Fast did a very strange thing. Seizing his split bone knife, he scraped his arm till the blood ran and dropped on the ground. Then he bound it tightly, with a piece of bark, just as Big Nose had done.

He returned to the Hollow, screaming wildly, until the Cave People gathered to learn the cause of his distress. And he repeated, in the language of gesture, the same Story Big Nose had told a few suns before.
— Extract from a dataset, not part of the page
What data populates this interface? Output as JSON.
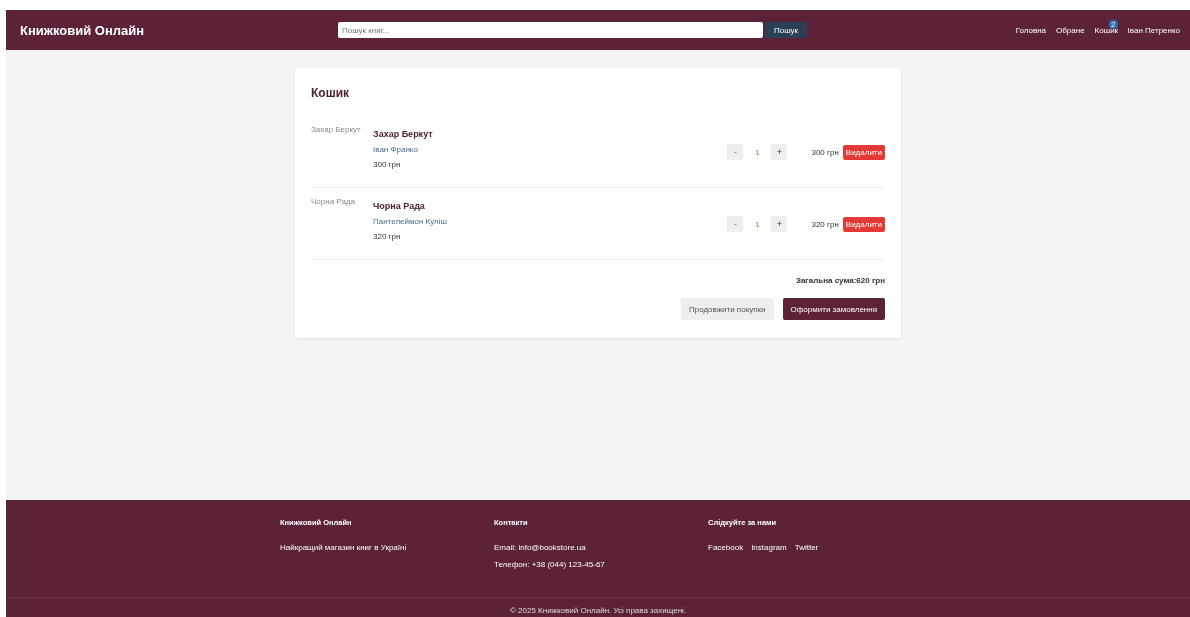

The strong men and the women surveyed him sharply, for it did not seem possible to them that Run Fast had killed anything. But little Laughing Boy, who saw that Run Fast was receiving much attention because of the blood upon his arm, pushed his way among the people. With a stone in his hand, he rubbed fiercely up and down upon his forearm, till the blood flowed, pointing to Run Fast and shaking his head.

His meaning was plain. The Cave People understood him. It was, "See me. I can scratch myself harder than Run Fast did."

Then all the Cave People knew what Run Fast had done and they cried "Baby ! Baby ! to Run Fast and he was disgraced before them all.

After that,when the young men of the tribe came home with blood upon their bodies, the strong men shook their heads and refused to believe tales of their adventures, unless they brought back something to prove their words. So it came to be a custom among the Cave People that the men or women who had killed a savage beast carried home with him the tail, or the hide or teeth of that animal. These they wore always as tokens of their bravery. Thus the Cave People first adorned their bodies.